Temperature-independent paramagnetism in closed-shell oxanions of first-row transition metals

Abstract

A consistent picture of the magnetism of the series of isoelectronic molecules VO^3–₄, CrO^2–₄ and MnO^–₄ is given by coupled Hartree–Fock theory. An external magnetic field induces a paramagnetic circulation around each nucleus that decreases in strength and extent from MnO^–₄ to VO^3–₄. The presence of low-lying empty orbitals derived from splitting of the partially occupied valence shell leads to a significant paramagnetic contribution to the total magnetizability. As the central charge falls, the bonding becomes more ionic, the metal–oxygen bond grows longer and the diamagnetic susceptibility increases in magnitude. At the same time, in Hartree–Fock theory, the virtual orbitals become more diffuse and the paramagnetic contribution falls: 160.7 au (1 au =e²a²₀/m_e≈ 7.891 04 × 10^–29 J T^–2) in MnO^–₄, which is about twice the estimated experimental value, 86.0 au in CrO^2–₄, which is 10% too high, and 80.8 au in VO^3–₄(no experimental value).
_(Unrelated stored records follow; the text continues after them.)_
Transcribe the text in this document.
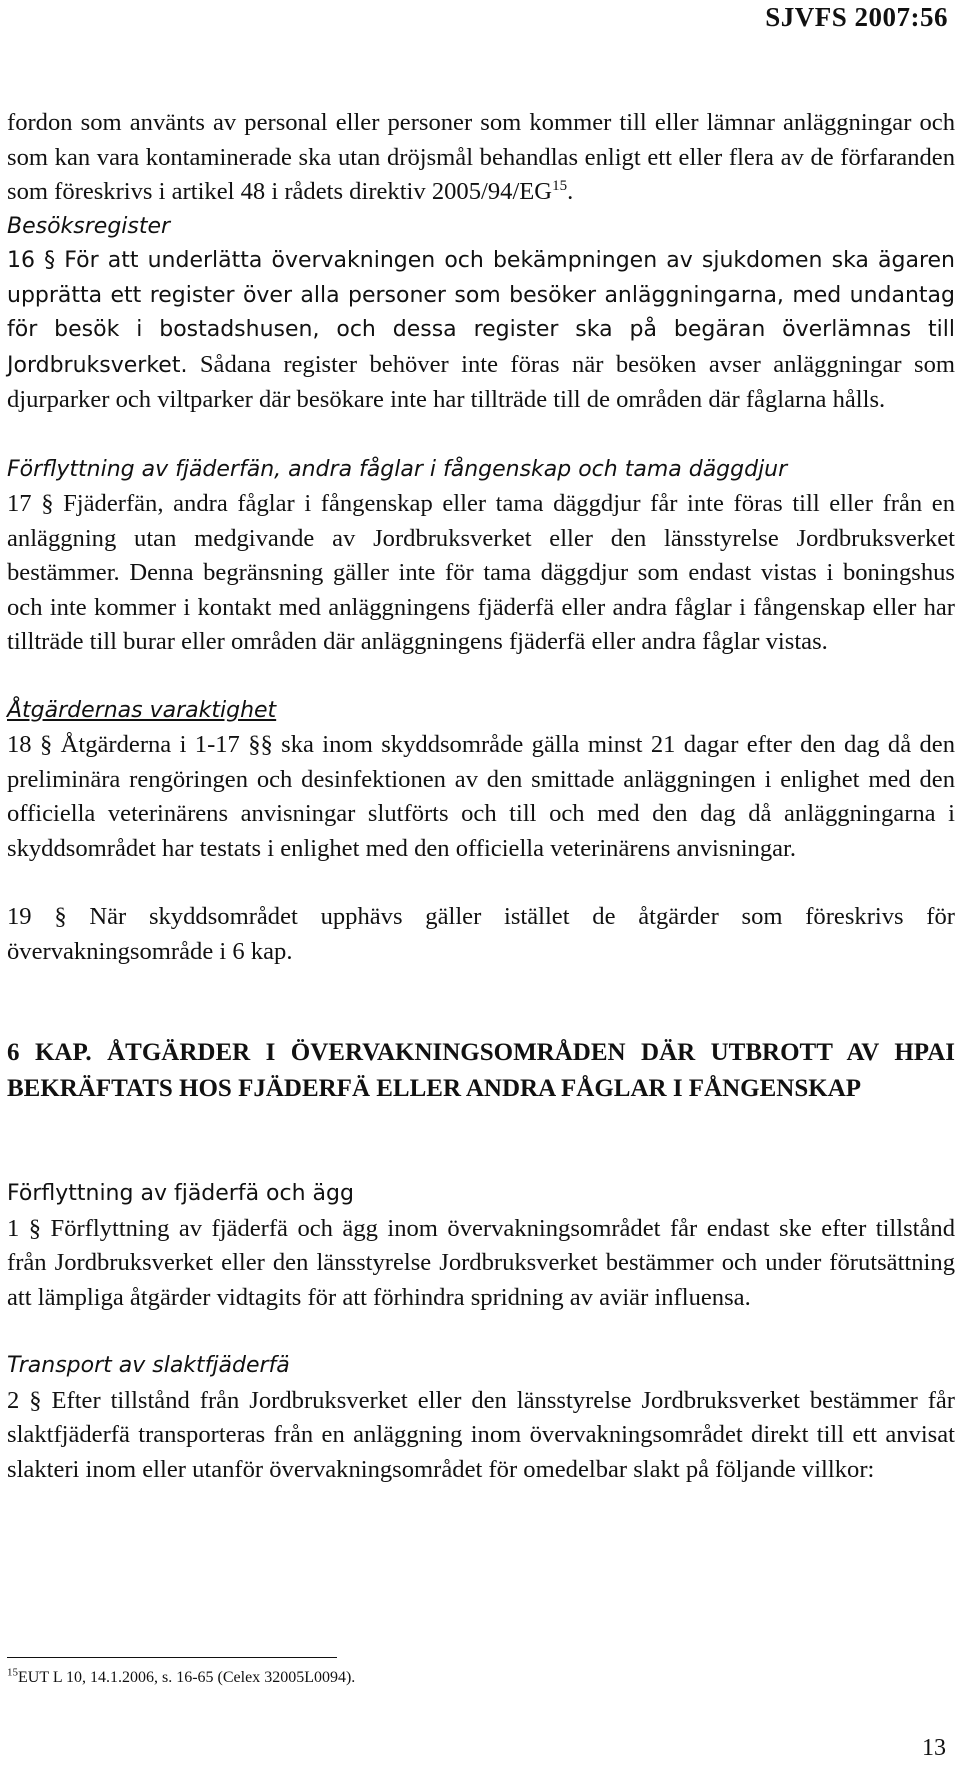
SJVFS 2007:56

fordon som använts av personal eller personer som kommer till eller lämnar anläggningar och som kan vara kontaminerade ska utan dröjsmål behandlas enligt ett eller flera av de förfaranden som föreskrivs i artikel 48 i rådets direktiv 2005/94/EG$^{15}$.

Besöksregister

16 § För att underlätta övervakningen och bekämpningen av sjukdomen ska ägaren upprätta ett register över alla personer som besöker anläggningarna, med undantag för besök i bostadshusen, och dessa register ska på begäran överlämnas till Jordbruksverket. Sådana register behöver inte föras när besöken avser anläggningar som djurparker och viltparker där besökare inte har tillträde till de områden där fåglarna hålls.

Förflyttning av fjäderfän, andra fåglar i fångenskap och tama däggdjur

17 § Fjäderfän, andra fåglar i fångenskap eller tama däggdjur får inte föras till eller från en anläggning utan medgivande av Jordbruksverket eller den länsstyrelse Jordbruksverket bestämmer. Denna begränsning gäller inte för tama däggdjur som endast vistas i boningshus och inte kommer i kontakt med anläggningens fjäderfä eller andra fåglar i fångenskap eller har tillträde till burar eller områden där anläggningens fjäderfä eller andra fåglar vistas.

Åtgärdernas varaktighet

18 § Åtgärderna i 1-17 §§ ska inom skyddsområde gälla minst 21 dagar efter den dag då den preliminära rengöringen och desinfektionen av den smittade anläggningen i enlighet med den officiella veterinärens anvisningar slutförts och till och med den dag då anläggningarna i skyddsområdet har testats i enlighet med den officiella veterinärens anvisningar.

19 § När skyddsområdet upphävs gäller istället de åtgärder som föreskrivs för övervakningsområde i 6 kap.

6 KAP. ÅTGÄRDER I ÖVERVAKNINGSOMRÅDEN DÄR UTBROTT AV HPAI BEKRÄFTATS HOS FJÄDERFÄ ELLER ANDRA FÅGLAR I FÅNGENSKAP

Förflyttning av fjäderfä och ägg

1 § Förflyttning av fjäderfä och ägg inom övervakningsområdet får endast ske efter tillstånd från Jordbruksverket eller den länsstyrelse Jordbruksverket bestämmer och under förutsättning att lämpliga åtgärder vidtagits för att förhindra spridning av aviär influensa.

Transport av slaktfjäderfä

2 § Efter tillstånd från Jordbruksverket eller den länsstyrelse Jordbruksverket bestämmer får slaktfjäderfä transporteras från en anläggning inom övervakningsområdet direkt till ett anvisat slakteri inom eller utanför övervakningsområdet för omedelbar slakt på följande villkor:

$^{15}$EUT L 10, 14.1.2006, s. 16-65 (Celex 32005L0094).
13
As a result the anions change from ‘strongly’ paramagnetic to magnetically neutral; at the experimental bond lengths total magnetizabilities are 93.2 au in MnO^–₄(exp. 8.3), 13.6 au in CrO^2–₄(exp. 6.3) and –0.8 au in VO^3–₄. Lattice effects on the computed values are very small. Agreement with experiment is better at the SCF bond lengths. It is concluded that the Hartree–Fock model becomes more appropriate as the system becomes more ionic, and gives an accurate description of the magnetism in VO^3–₄.